If you think about what we can do in Oregon to change that national trajectory of polarization, it becomes very daunting, but here in Oregon as individual legislators, as leaders of our caucuses, as just individual legislators alone, we have a responsibility or an obligation to start changing that tone, working together knowing that we are going to disagree, That’s healthy, that’s acceptable, but it’s how we disagree that’s critically important . . .

Miller: If I could just interrupt because we only have two minutes left. I can imagine Republicans saying “yes” to tone matters, respect matters, rhetoric matters, but where the rubber hits the road, will you take our amendments seriously? Will you give our bills a fair shake if you make a deal with us, will you stick to it? This is where it really comes into play. How do you plan to lead as house speaker this session?

Rayfield: So I think the first thing is you form relationships.

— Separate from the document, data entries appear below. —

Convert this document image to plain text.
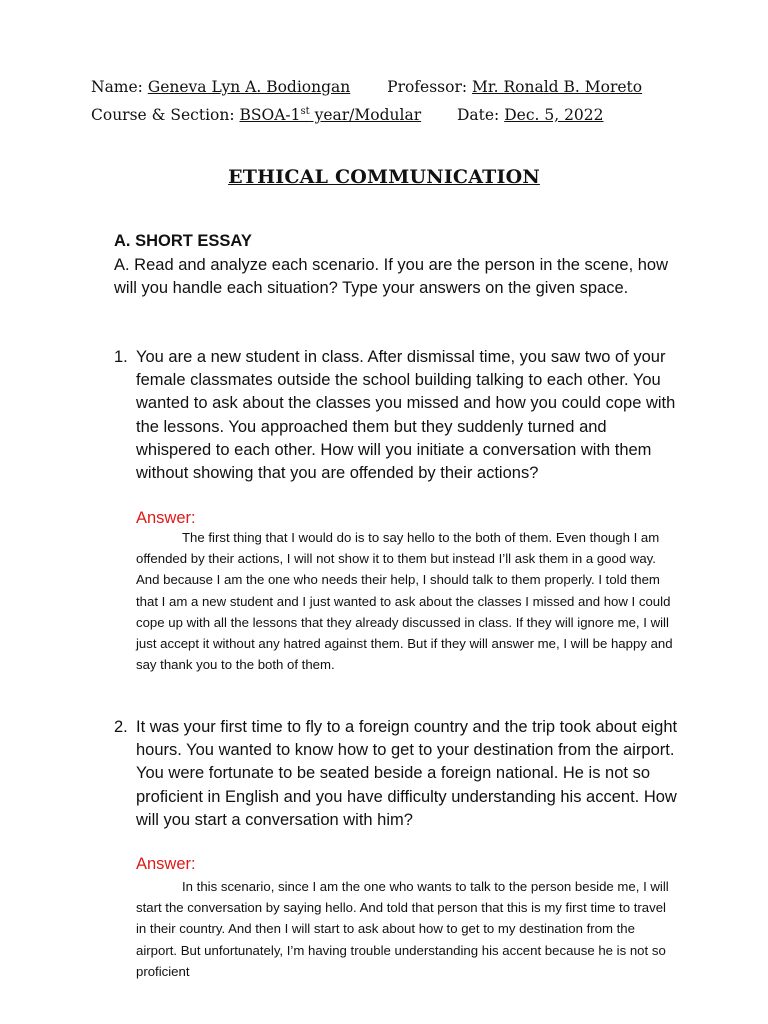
Name: Geneva Lyn A. Bodiongan Professor: Mr. Ronald B. Moreto
Course & Section: BSOA-1st year/Modular Date: Dec. 5, 2022
ETHICAL COMMUNICATION
A. SHORT ESSAY
A. Read and analyze each scenario. If you are the person in the scene, how will you handle each situation? Type your answers on the given space.
1. You are a new student in class. After dismissal time, you saw two of your female classmates outside the school building talking to each other. You wanted to ask about the classes you missed and how you could cope with the lessons. You approached them but they suddenly turned and whispered to each other. How will you initiate a conversation with them without showing that you are offended by their actions?
Answer:
The first thing that I would do is to say hello to the both of them. Even though I am offended by their actions, I will not show it to them but instead I’ll ask them in a good way. And because I am the one who needs their help, I should talk to them properly. I told them that I am a new student and I just wanted to ask about the classes I missed and how I could cope up with all the lessons that they already discussed in class. If they will ignore me, I will just accept it without any hatred against them. But if they will answer me, I will be happy and say thank you to the both of them.
2. It was your first time to fly to a foreign country and the trip took about eight hours. You wanted to know how to get to your destination from the airport. You were fortunate to be seated beside a foreign national. He is not so proficient in English and you have difficulty understanding his accent. How will you start a conversation with him?
Answer:
In this scenario, since I am the one who wants to talk to the person beside me, I will start the conversation by saying hello. And told that person that this is my first time to travel in their country. And then I will start to ask about how to get to my destination from the airport. But unfortunately, I’m having trouble understanding his accent because he is not so proficient
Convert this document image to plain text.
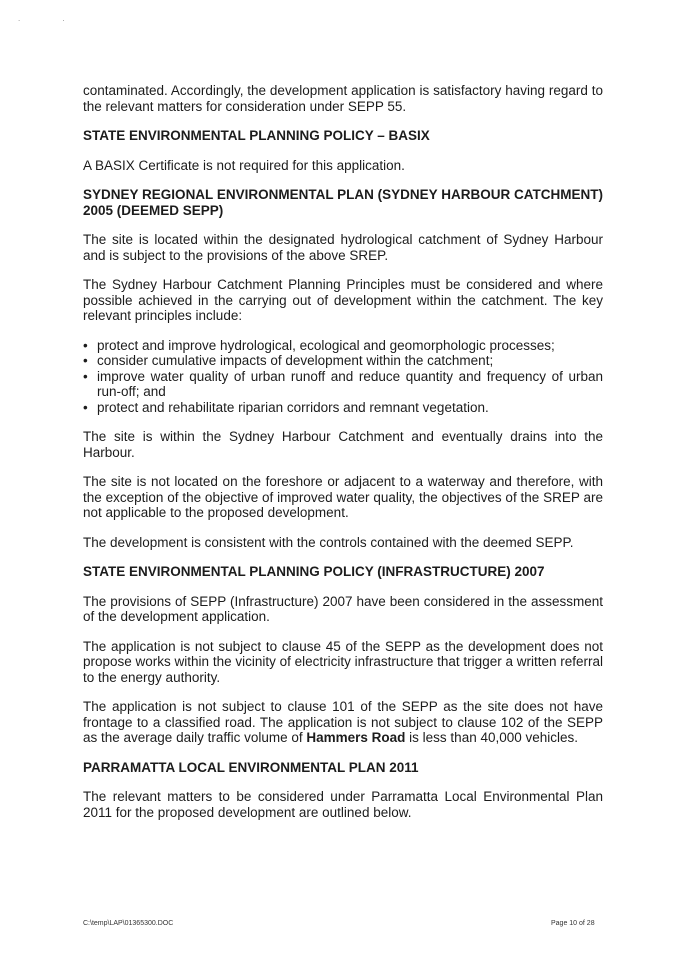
. .

contaminated. Accordingly, the development application is satisfactory having regard to the relevant matters for consideration under SEPP 55.

STATE ENVIRONMENTAL PLANNING POLICY – BASIX

A BASIX Certificate is not required for this application.

SYDNEY REGIONAL ENVIRONMENTAL PLAN (SYDNEY HARBOUR CATCHMENT) 2005 (DEEMED SEPP)

The site is located within the designated hydrological catchment of Sydney Harbour and is subject to the provisions of the above SREP.

The Sydney Harbour Catchment Planning Principles must be considered and where possible achieved in the carrying out of development within the catchment. The key relevant principles include:

• protect and improve hydrological, ecological and geomorphologic processes;
• consider cumulative impacts of development within the catchment;
• improve water quality of urban runoff and reduce quantity and frequency of urban run-off; and
• protect and rehabilitate riparian corridors and remnant vegetation.

The site is within the Sydney Harbour Catchment and eventually drains into the Harbour.

The site is not located on the foreshore or adjacent to a waterway and therefore, with the exception of the objective of improved water quality, the objectives of the SREP are not applicable to the proposed development.

The development is consistent with the controls contained with the deemed SEPP.

STATE ENVIRONMENTAL PLANNING POLICY (INFRASTRUCTURE) 2007

The provisions of SEPP (Infrastructure) 2007 have been considered in the assessment of the development application.

The application is not subject to clause 45 of the SEPP as the development does not propose works within the vicinity of electricity infrastructure that trigger a written referral to the energy authority.

The application is not subject to clause 101 of the SEPP as the site does not have frontage to a classified road. The application is not subject to clause 102 of the SEPP as the average daily traffic volume of Hammers Road is less than 40,000 vehicles.

PARRAMATTA LOCAL ENVIRONMENTAL PLAN 2011

The relevant matters to be considered under Parramatta Local Environmental Plan 2011 for the proposed development are outlined below.

C:\temp\LAP\01365300.DOC	Page 10 of 28
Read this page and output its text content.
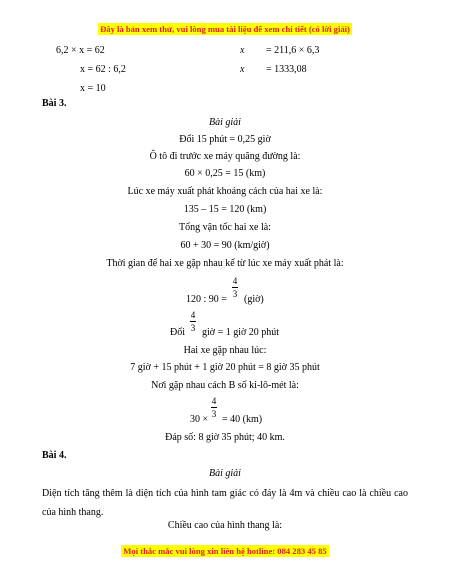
Đây là bản xem thử, vui lòng mua tài liệu để xem chi tiết (có lời giải)
6,2 × x = 62
x = 62 : 6,2
x = 10
x = 211,6 × 6,3
x = 1333,08
Bài 3.
Bài giải
Đổi 15 phút = 0,25 giờ
Ô tô đi trước xe máy quãng đường là:
60 × 0,25 = 15 (km)
Lúc xe máy xuất phát khoảng cách của hai xe là:
135 – 15 = 120 (km)
Tổng vận tốc hai xe là:
60 + 30 = 90 (km/giờ)
Thời gian để hai xe gặp nhau kể từ lúc xe máy xuất phát là:
120 : 90 =
4
3 (giờ)
Đổi
4
3 giờ = 1 giờ 20 phút
Hai xe gặp nhau lúc:
7 giờ + 15 phút + 1 giờ 20 phút = 8 giờ 35 phút
Nơi gặp nhau cách B số ki-lô-mét là:
30 ×
4
3 = 40 (km)
Đáp số: 8 giờ 35 phút; 40 km.
Bài 4.
Bài giải
Diện tích tăng thêm là diện tích của hình tam giác có đáy là 4m và chiều cao là chiều cao của hình thang.
Chiều cao của hình thang là:
Mọi thắc mắc vui lòng xin liên hệ hotline: 084 283 45 85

When you’re building a culture of respect, you form relationships and you have to listen more than you talk. I think that’s really important. You have to find common interests that we share together and you have to assume good intent. In this role, to give you just a quick example, part of what we’re doing is we’re doing an Eastern Oregon trip, going out and I’ll be spending a day with the Republican leader in her district talking to her. And a lot of that is building a relationship, getting to see where she lives, getting to know people in their own communities. I find that to be extremely helpful and that’s an expectation that will be passed down to all of our members. [For] our chairs, there’s an expectation to listen and talk to the Republican vice chairs as we build policy. I think there’s fundamental, core principles that we operate with as you build that cultural respect in the legislature.

Miller: Dan Rayfield, thanks very much for joining us today. We will talk again.

Rayfield: Thank you so much.

Miller: Dan Rayfield is a representative from Corvallis. He is the speaker of the house.